The need for quantitative criteria to appraise the quality of implementation research has recently been highlighted to improve methodological rigor. The Implementation Science Research development (ImpRes) tool and supplementary guide provide methodological guidance and recommendations on how to design high-quality implementation research. Here we report the development of the Implementation Science Research Project Appraisal Criteria (ImpResPAC) tool, a quantitative appraisal tool, developed based on the structure and content of ImpRes, to evaluate the conceptual and methodological quality of implementation research.

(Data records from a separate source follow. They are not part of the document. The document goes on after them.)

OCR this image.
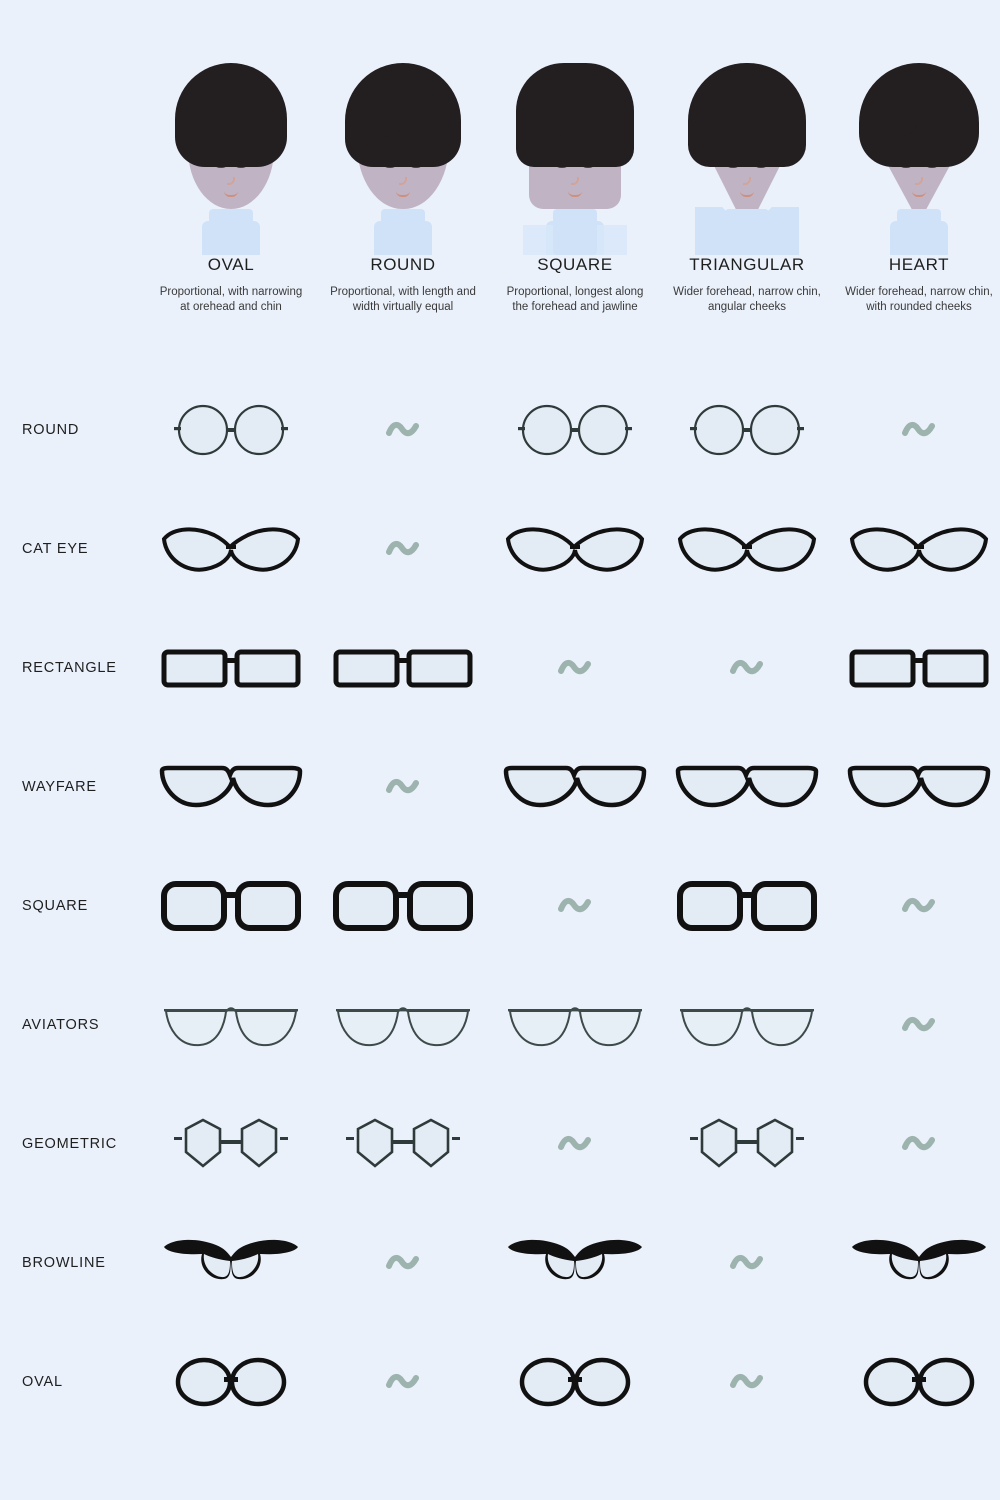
OVAL
Proportional, with narrowing at orehead and chin
ROUND
Proportional, with length and width virtually equal
SQUARE
Proportional, longest along the forehead and jawline
TRIANGULAR
Wider forehead, narrow chin, angular cheeks
HEART
Wider forehead, narrow chin, with rounded cheeks
ROUND
CAT EYE
RECTANGLE
WAYFARE
SQUARE
AVIATORS
GEOMETRIC
BROWLINE
OVAL
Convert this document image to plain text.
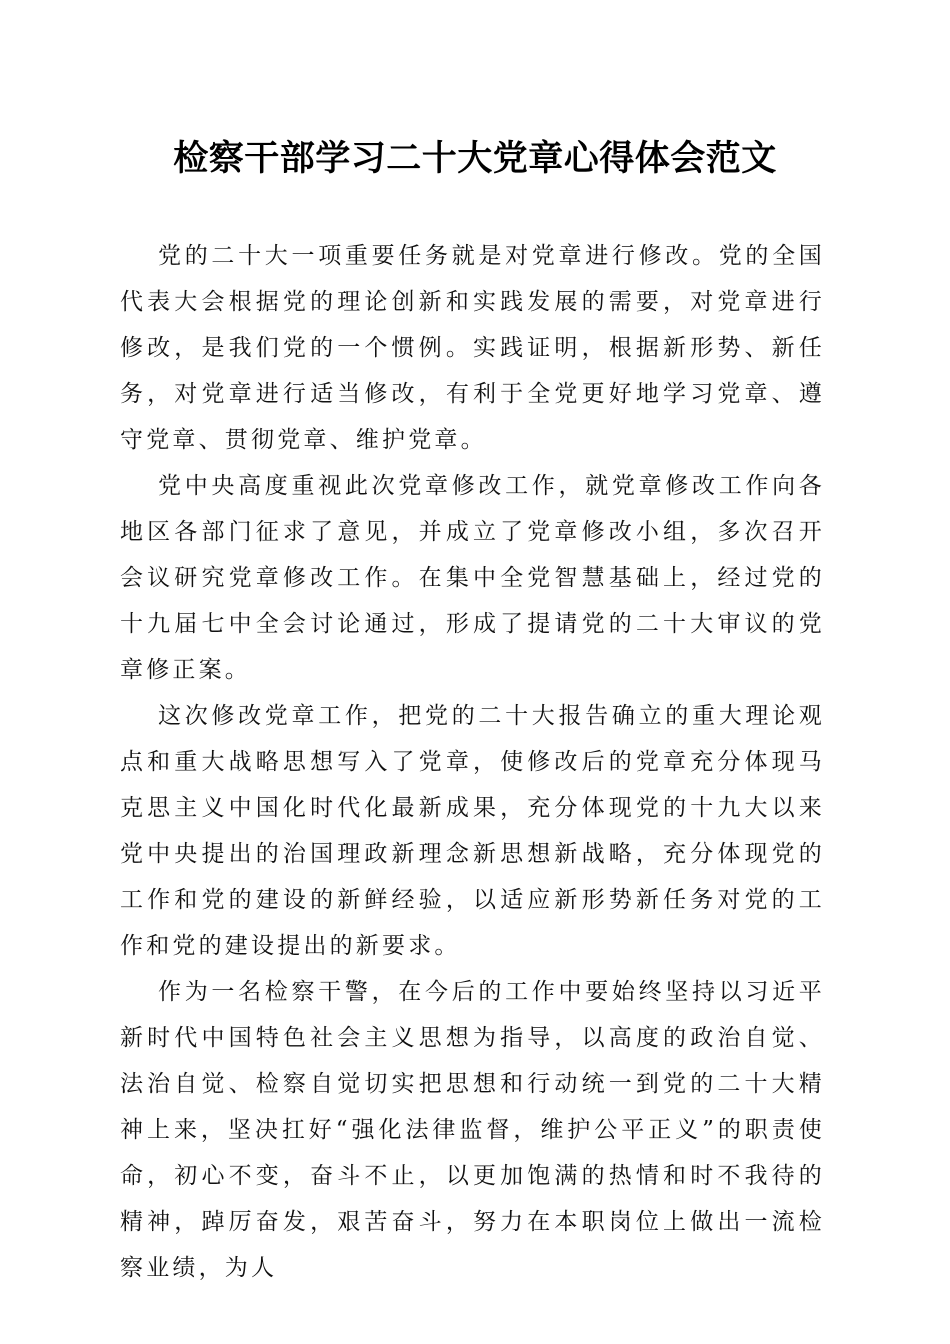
检察干部学习二十大党章心得体会范文

党的二十大一项重要任务就是对党章进行修改。党的全国代表大会根据党的理论创新和实践发展的需要，对党章进行修改，是我们党的一个惯例。实践证明，根据新形势、新任务，对党章进行适当修改，有利于全党更好地学习党章、遵守党章、贯彻党章、维护党章。

党中央高度重视此次党章修改工作，就党章修改工作向各地区各部门征求了意见，并成立了党章修改小组，多次召开会议研究党章修改工作。在集中全党智慧基础上，经过党的十九届七中全会讨论通过，形成了提请党的二十大审议的党章修正案。

这次修改党章工作，把党的二十大报告确立的重大理论观点和重大战略思想写入了党章，使修改后的党章充分体现马克思主义中国化时代化最新成果，充分体现党的十九大以来党中央提出的治国理政新理念新思想新战略，充分体现党的工作和党的建设的新鲜经验，以适应新形势新任务对党的工作和党的建设提出的新要求。

作为一名检察干警，在今后的工作中要始终坚持以习近平新时代中国特色社会主义思想为指导，以高度的政治自觉、法治自觉、检察自觉切实把思想和行动统一到党的二十大精神上来，坚决扛好“强化法律监督，维护公平正义”的职责使命，初心不变，奋斗不止，以更加饱满的热情和时不我待的精神，踔厉奋发，艰苦奋斗，努力在本职岗位上做出一流检察业绩，为人
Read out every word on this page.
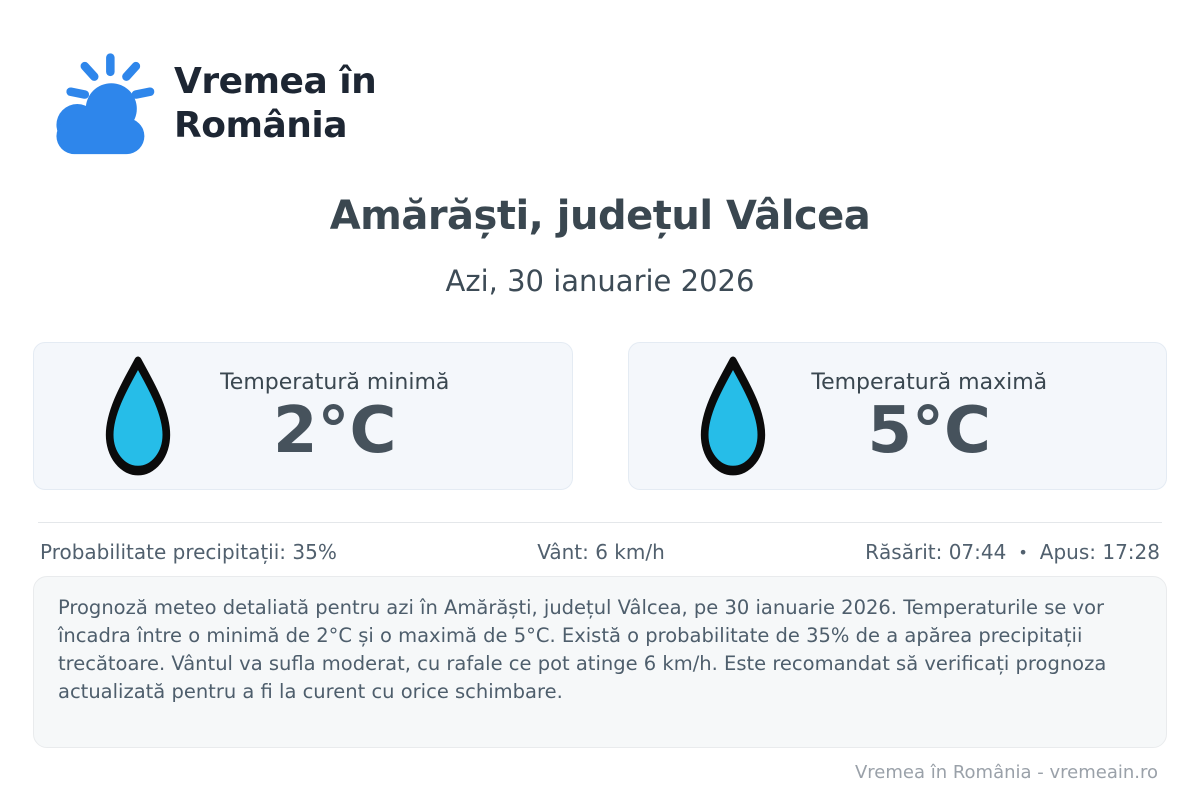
Vremea în
România
Amărăști, județul Vâlcea
Azi, 30 ianuarie 2026
Temperatură minimă
2°C
Temperatură maximă
5°C
Probabilitate precipitații: 35%	Vânt: 6 km/h	Răsărit: 07:44 • Apus: 17:28

Prognoză meteo detaliată pentru azi în Amărăști, județul Vâlcea, pe 30 ianuarie 2026. Temperaturile se vor încadra între o minimă de 2°C și o maximă de 5°C. Există o probabilitate de 35% de a apărea precipitații trecătoare. Vântul va sufla moderat, cu rafale ce pot atinge 6 km/h. Este recomandat să verificați prognoza actualizată pentru a fi la curent cu orice schimbare.

Vremea în România - vremeain.ro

This study employed a two-stage, prospective mixed-methods design. In stage 1, the 10 domains of the ImpRes tool, guidance and recommendations contained in the supplementary guide and within the literature, were mapped to ImpResPAC. In stage 2, an international multi-disciplinary expert group, recruited through purposive sampling, informed the refinement of ImpResPAC, including content, scoring system and user instructions. We also calculated descriptive characteristics for each domain.
We developed an initial version of ImpResPAC containing 55 items, indicating high-quality implementation research across 10 domains. ImpResPAC tool users assign a global score from 1-5 to each domain, indicating the quality of an implementation project.
69 experts, from 8 countries, reviewed and provided feedback, including modifications and suggestions for improvement, on one or more ImpResPAC domains. Across 10 ImpResPAC domains, 50-75% of experts believe that the initial ImpResPAC domain items represented and reflected high-quality conceptual and methodological elements of implementation research. We are currently modifying ImpResPAC based on the extensive expert feedback we have received.
We have developed a quantitative appraisal tool, ImpResPAC, to allow implementation research stakeholders, primarily grant reviewers and educators, to undertake a comprehensive and transparent appraisal of the quality of implementation research. The next step of this research is to evaluate the psychometric properties of ImpResPAC.